Malgré tout, il est important de noter que l’offre sociale – c’est-à-dire l’accès aux drogues par des amis ou des connaissances – reste toujours le moyen le plus courant de se procurer des substances, particulièrement chez les jeunes consommateurs. Notre étude a également mis en lumière une inquiétude forte quant aux traces laissées sur les réseaux sociaux, ce qui en dissuade certains.
Pensez-vous que Facebook, Snapchat et les autres sont dépassés par ce qui se passe sur leurs plates-formes ?
On sait que ces entreprises pourraient faire beaucoup plus pour empêcher ces trafics de prospérer. La suppression des comptes n’est pas très efficace par exemple, car elle entraîne inévitablement la création de nouveaux comptes. Je pense plutôt que ces plates-formes devraient se concentrer sur les pratiques les plus nuisibles, comme la publicité proactive des drogues sur des espaces comme Facebook ou Instagram.
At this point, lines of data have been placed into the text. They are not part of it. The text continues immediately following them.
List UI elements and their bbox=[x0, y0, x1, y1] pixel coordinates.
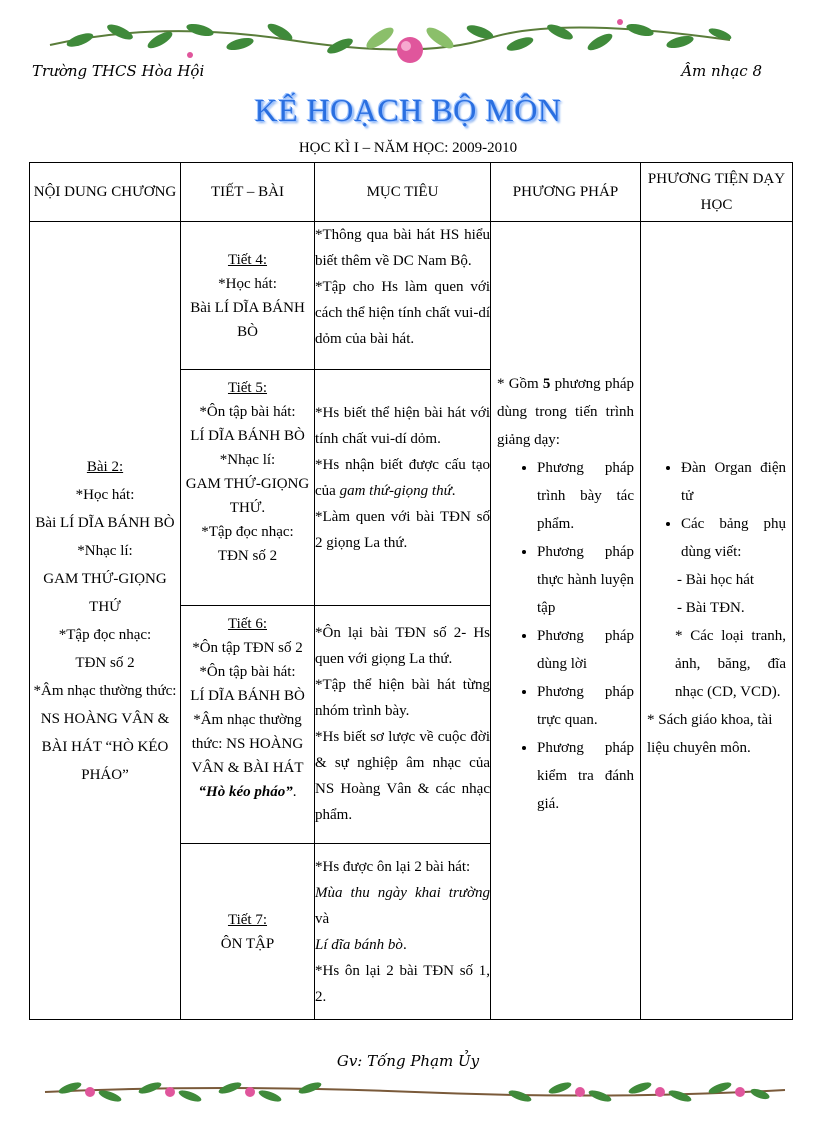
method-item: • Phương pháp thực hành luyện tập bbox=[537, 538, 640, 622]
chapter-line: *Tập đọc nhạc: bbox=[58, 626, 152, 643]
method-item: • Phương pháp trình bày tác phẩm. bbox=[537, 454, 640, 538]
methods-cell bbox=[491, 222, 641, 1020]
methods-intro-prefix: * Gồm bbox=[497, 376, 543, 392]
subject-name: Âm nhạc 8 bbox=[681, 62, 762, 80]
period-line: *Ôn tập TĐN số 2 bbox=[192, 640, 303, 656]
period-line: GAM THỨ-GIỌNG THỨ. bbox=[185, 476, 310, 516]
chapter-line: NS HOÀNG VÂN & BÀI HÁT “HÒ KÉO PHÁO” bbox=[40, 710, 170, 783]
period-line: ÔN TẬP bbox=[220, 935, 275, 952]
equipment-sub: - Bài học hát bbox=[677, 572, 755, 588]
equipment-item: • Các bảng phụ dùng viết: bbox=[681, 510, 792, 566]
period-line: LÍ DĨA BÁNH BÒ bbox=[190, 688, 305, 704]
song-title: Mùa thu ngày khai trường bbox=[315, 884, 490, 901]
equipment-item: • Đàn Organ điện tử bbox=[681, 454, 792, 510]
equipment-note: * Các loại tranh, ảnh, băng, đĩa nhạc (CD, VCD). bbox=[675, 628, 786, 700]
header-goals: MỤC TIÊU bbox=[315, 163, 491, 222]
period-label: Tiết 4: bbox=[227, 251, 268, 268]
period-line-suffix: . bbox=[292, 784, 297, 800]
header-period: TIẾT – BÀI bbox=[181, 163, 315, 222]
goal-text: *Hs nhận biết được cấu tạo của bbox=[315, 457, 490, 499]
period-label: Tiết 6: bbox=[227, 616, 268, 632]
period-label: Tiết 7: bbox=[227, 911, 268, 928]
goal-item bbox=[315, 880, 490, 932]
goal-text: . bbox=[451, 483, 456, 499]
method-item: • Phương pháp kiểm tra đánh giá. bbox=[537, 734, 640, 818]
equipment-sub: - Bài TĐN. bbox=[677, 600, 745, 616]
goals-cell bbox=[315, 370, 491, 606]
page-title: KẾ HOẠCH BỘ MÔN bbox=[254, 92, 562, 128]
chapter-line: *Nhạc lí: bbox=[77, 542, 133, 559]
goal-item: *Hs biết sơ lược về cuộc đời & sự nghiệp âm nhạc của NS Hoàng Vân & các nhạc phẩm. bbox=[315, 729, 490, 823]
goal-text: . bbox=[402, 936, 407, 953]
goal-item: *Thông qua bài hát HS hiểu biết thêm về DC Nam Bộ. bbox=[315, 227, 490, 269]
goal-item: *Làm quen với bài TĐN số 2 giọng La thứ. bbox=[315, 509, 490, 551]
period-line: *Nhạc lí: bbox=[219, 452, 276, 468]
header-garland-decoration bbox=[40, 10, 740, 70]
song-title: Lí dĩa bánh bò bbox=[315, 936, 403, 953]
goal-text: và bbox=[315, 910, 330, 927]
header-chapter: NỘI DUNG CHƯƠNG bbox=[30, 163, 181, 222]
goal-item bbox=[315, 452, 490, 504]
period-cell bbox=[181, 222, 315, 370]
goals-cell bbox=[315, 222, 491, 370]
chapter-line: *Âm nhạc thường thức: bbox=[33, 682, 177, 699]
period-line: *Âm nhạc thường thức: NS HOÀNG VÂN & BÀI HÁT bbox=[191, 712, 304, 776]
equipment-cell bbox=[641, 222, 793, 1020]
goal-item bbox=[315, 932, 490, 958]
equipment-note: * Sách giáo khoa, tài liệu chuyên môn. bbox=[647, 712, 773, 756]
table-row bbox=[30, 222, 793, 370]
method-item: • Phương pháp trực quan. bbox=[537, 678, 640, 734]
period-cell bbox=[181, 370, 315, 606]
goal-item: *Hs được ôn lại 2 bài hát: bbox=[315, 858, 471, 875]
song-title: “Hò kéo pháo” bbox=[198, 784, 293, 800]
chapter-cell bbox=[30, 222, 181, 1020]
header-equipment: PHƯƠNG TIỆN DẠY HỌC bbox=[641, 163, 793, 222]
chapter-line: TĐN số 2 bbox=[75, 654, 135, 671]
chapter-line: Bài LÍ DĨA BÁNH BÒ bbox=[35, 514, 175, 531]
period-label: Tiết 5: bbox=[227, 380, 268, 396]
goals-cell bbox=[315, 844, 491, 1020]
plan-table bbox=[29, 162, 793, 1020]
period-line: *Tập đọc nhạc: bbox=[201, 524, 294, 540]
method-item: • Phương pháp dùng lời bbox=[537, 622, 640, 678]
header-methods: PHƯƠNG PHÁP bbox=[491, 163, 641, 222]
period-line: *Ôn tập bài hát: bbox=[199, 664, 296, 680]
period-line: Bài LÍ DĨA BÁNH BÒ bbox=[190, 299, 305, 340]
period-cell bbox=[181, 844, 315, 1020]
goal-item: *Ôn lại bài TĐN số 2- Hs quen với giọng La thứ. bbox=[315, 625, 490, 667]
school-name: Trường THCS Hòa Hội bbox=[32, 62, 205, 80]
period-line bbox=[181, 780, 314, 804]
goal-item: *Hs ôn lại 2 bài TĐN số 1, 2. bbox=[315, 962, 490, 1005]
methods-intro bbox=[491, 370, 640, 454]
period-line: *Học hát: bbox=[218, 275, 277, 292]
period-line: TĐN số 2 bbox=[217, 548, 278, 564]
period-cell bbox=[181, 606, 315, 844]
methods-count: 5 bbox=[542, 376, 551, 392]
chapter-line: *Học hát: bbox=[75, 486, 135, 503]
goal-item: *Hs biết thể hiện bài hát với tính chất vui-dí dỏm. bbox=[315, 405, 490, 447]
period-line: *Ôn tập bài hát: bbox=[199, 404, 296, 420]
period-line: LÍ DĨA BÁNH BÒ bbox=[190, 428, 305, 444]
goal-item: *Tập thể hiện bài hát từng nhóm trình bày. bbox=[315, 677, 490, 719]
goal-item: *Tập cho Hs làm quen với cách thể hiện tính chất vui-dí dỏm của bài hát. bbox=[315, 279, 490, 347]
goal-italic-text: gam thứ-giọng thứ bbox=[339, 483, 452, 499]
goals-cell bbox=[315, 606, 491, 844]
methods-list bbox=[491, 454, 640, 818]
chapter-line: GAM THỨ-GIỌNG THỨ bbox=[43, 570, 167, 615]
page-subtitle: HỌC KÌ I – NĂM HỌC: 2009-2010 bbox=[298, 140, 518, 156]
equipment-list bbox=[641, 454, 792, 566]
teacher-name: Gv: Tống Phạm Ủy bbox=[336, 1052, 480, 1070]
table-header-row bbox=[30, 163, 793, 222]
methods-intro-suffix: phương pháp dùng trong tiến trình giảng dạy: bbox=[497, 376, 634, 448]
footer-garland-decoration bbox=[40, 1070, 790, 1110]
chapter-lesson: Bài 2: bbox=[86, 458, 124, 475]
Le plus important, cependant, reste d’informer sur la
réduction des risques.
Il faudrait que les plates-formes communiquent directement sur les drogues ?
Il faut être le plus honnête possible avec les usagers de drogues sur les risques qu’ils encourent, quand ils en achètent mais aussi quand ils les consomment. La nouveauté avec l’approvisionnement sur les réseaux sociaux, c’est que les acheteurs peuvent voir des photos ou des vidéos des drogues qu’ils commandent. Puisque les vendeurs montrent clairement leur marchandise, certains pensent que c’est un gage de qualité. Mais aucune photo ne permet de connaître la composition d’une drogue, aucune photo ne vaut un test scientifique. Il est crucial de rappeler ces
bases et d’éduquer les jeunes consommateurs sur les risques qu’ils prennent.